Ülkemizin politik ve sosyal kutuplaşma yoluyla sokak ve gerilim siyasetiyle içi boş hamasi söylemlerle zaafa uğratılması bu ülkede kimsenin hayrına değildir. Muhalefetin tribünlere onama uğruna Rusya-Ukrayna savaşının başlangıcında yaptığı yanlışa tekrar düşmemelerini arzu ediyoruz. Gün özellikle sorumlu siyaset yapma günüdür. Birileri gibi ateşe benzin dökmenin değil daha fazla büyümeden bir an önce yangını söndürmenin derdindeyiz. Amacımız bölgemizde sulhu sükunun hakim olması, istikrar ve güven ortamının tesis ve tahkim edilmesidir. Gelişmeleri günlük siyasete polemik malzemesi yapmanın ülke güvenliği için verilen mücadele ortada iken haksız ve mesnetsiz suçlamalarda bulunmanın hiçbir haklı gerekçesi olamaz.
"ÜZERİMİZDE OYNANAN OYUNLARI BOZDUK"
Biz tarih boyunca metanetimizi, asaletimizi, uhuvvetimizi, dayanışmamızı muhafaza ederek önümüze koyulan engelleri teker teker aştık. Üzerimizde oynanan oyunları bozduk. Karanlık tünellerden yine bu şekilde aydınlığa çıktık. Bugün Türkiye'nin en büyük ihtiyacı birlik ve kardeşlik siyasetidir. Birbirimize inanarak, güvenerek, 86 milyon kalp kalbe vererek güzel yarınlara inşallah hep beraber varacağız.

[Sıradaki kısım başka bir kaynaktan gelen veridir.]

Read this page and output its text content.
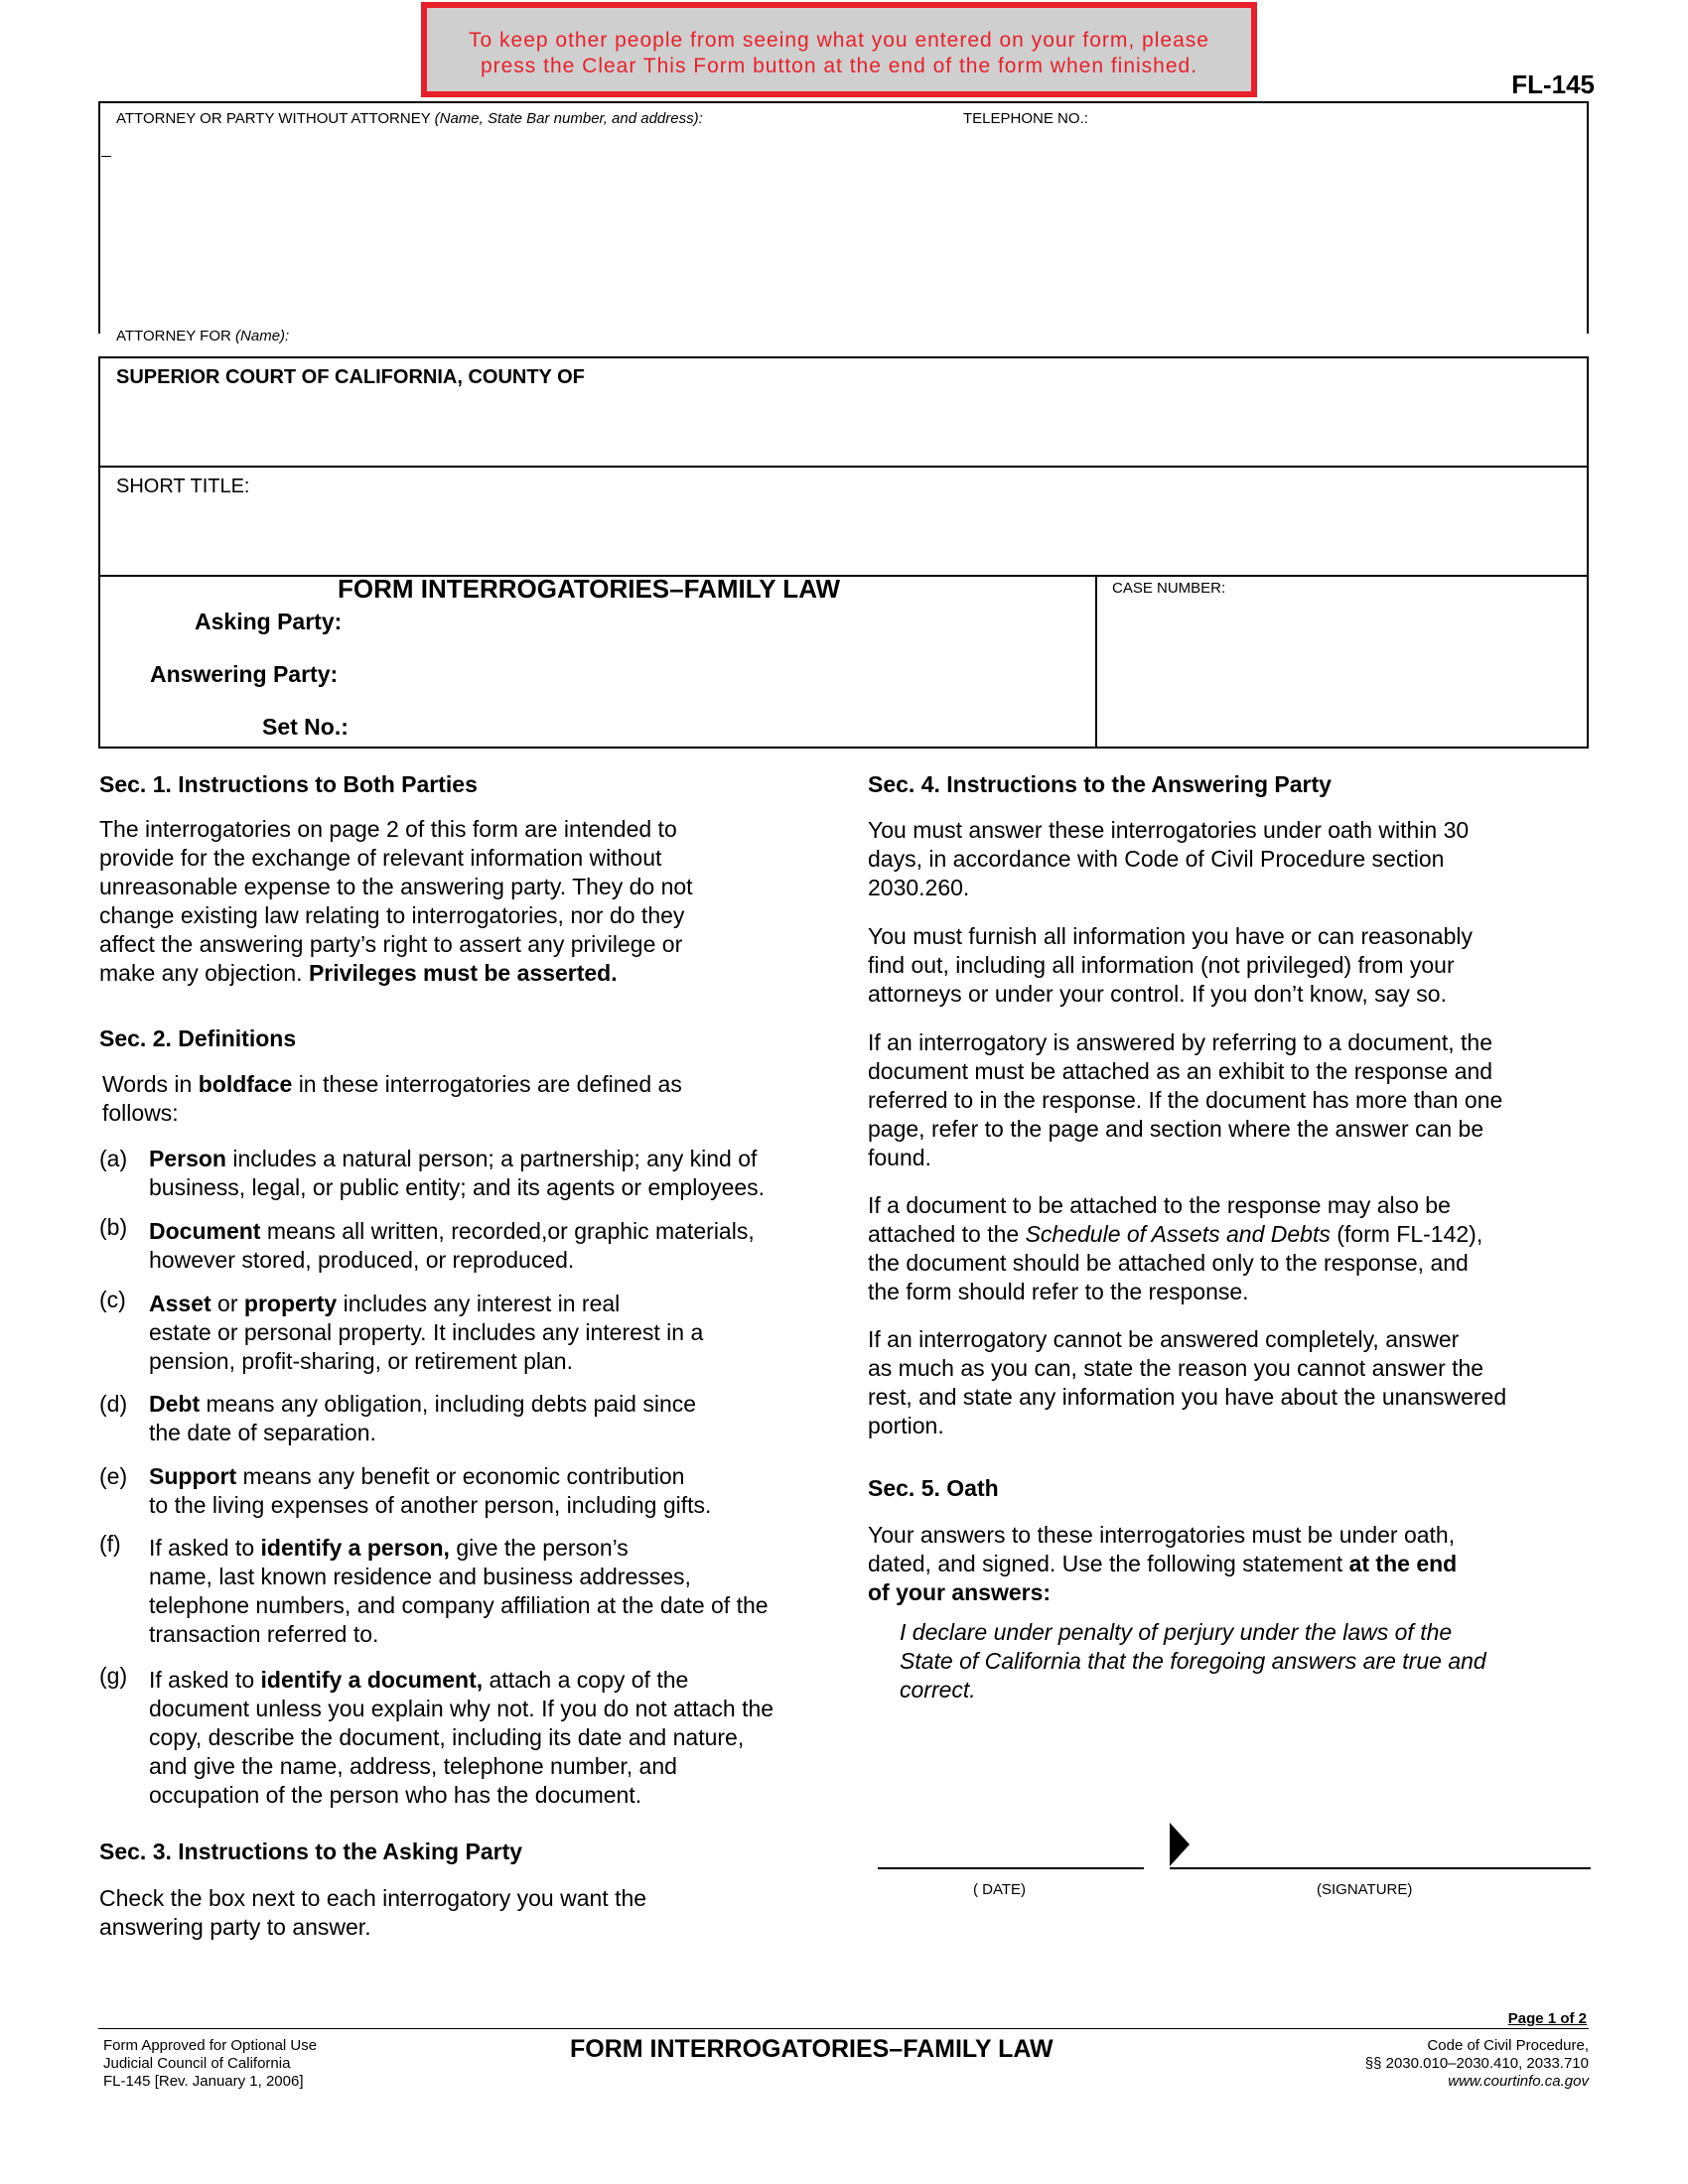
To keep other people from seeing what you entered on your form, please
press the Clear This Form button at the end of the form when finished.
FL-145
ATTORNEY OR PARTY WITHOUT ATTORNEY (Name, State Bar number, and address):	TELEPHONE NO.:
ATTORNEY FOR (Name):
SUPERIOR COURT OF CALIFORNIA, COUNTY OF
SHORT TITLE:
FORM INTERROGATORIES–FAMILY LAW
Asking Party:
Answering Party:
Set No.:
CASE NUMBER:
Sec. 1. Instructions to Both Parties

The interrogatories on page 2 of this form are intended to

provide for the exchange of relevant information without

unreasonable expense to the answering party. They do not

change existing law relating to interrogatories, nor do they

affect the answering party’s right to assert any privilege or

make any objection. Privileges must be asserted.

Sec. 2. Definitions

Words in boldface in these interrogatories are defined as

follows:

(a) Person includes a natural person; a partnership; any kind of

business, legal, or public entity; and its agents or employees.

(b) Document means all written, recorded,or graphic materials,

however stored, produced, or reproduced.

(c) Asset or property includes any interest in real

estate or personal property. It includes any interest in a

pension, profit-sharing, or retirement plan.

(d) Debt means any obligation, including debts paid since

the date of separation.

(e) Support means any benefit or economic contribution

to the living expenses of another person, including gifts.

(f) If asked to identify a person, give the person’s

name, last known residence and business addresses,

telephone numbers, and company affiliation at the date of the

transaction referred to.

(g) If asked to identify a document, attach a copy of the

document unless you explain why not. If you do not attach the

copy, describe the document, including its date and nature,

and give the name, address, telephone number, and

occupation of the person who has the document.

Sec. 3. Instructions to the Asking Party

Check the box next to each interrogatory you want the

answering party to answer.

Sec. 4. Instructions to the Answering Party

You must answer these interrogatories under oath within 30

days, in accordance with Code of Civil Procedure section

2030.260.

You must furnish all information you have or can reasonably

find out, including all information (not privileged) from your

attorneys or under your control. If you don’t know, say so.

If an interrogatory is answered by referring to a document, the

document must be attached as an exhibit to the response and

referred to in the response. If the document has more than one

page, refer to the page and section where the answer can be

found.

If a document to be attached to the response may also be

attached to the Schedule of Assets and Debts (form FL-142),

the document should be attached only to the response, and

the form should refer to the response.

If an interrogatory cannot be answered completely, answer

as much as you can, state the reason you cannot answer the

rest, and state any information you have about the unanswered

portion.

Sec. 5. Oath

Your answers to these interrogatories must be under oath,

dated, and signed. Use the following statement at the end

of your answers:

I declare under penalty of perjury under the laws of the

State of California that the foregoing answers are true and

correct.

( DATE)	(SIGNATURE)
Page 1 of 2
Form Approved for Optional Use
Judicial Council of California
FL-145 [Rev. January 1, 2006]
FORM INTERROGATORIES–FAMILY LAW	Code of Civil Procedure,
§§ 2030.010–2030.410, 2033.710
www.courtinfo.ca.gov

"YARIN BUGÜNDEN DE GÜÇLÜ OLACAĞIZ"
Bugün dünden daha iyiyiz, daha güçlüyüz, daha ileri bir konumdayız. İnşallah yarın bugünden de güçlü olacağız. Allah'ın yardımı, aziz milletimizin duasıyla durmadan, duraksamadan çalışmaya, hizmetlere imza atmaya devam edeceğiz. Milletimizin dertlerine derman olmanın gayretindeyiz. Deprem bölgenin yeniden inşa ve ihyası gündemimizde ilk sırayı korumaktadır. İnşallah Perşembe günü Kahramanmaraş'ta 250 bininci afet konutunun anahtarını depremzede kardeşlerimize teslim edeceğiz. Rabbim yâr ve yardımcımız olsun diliyorum.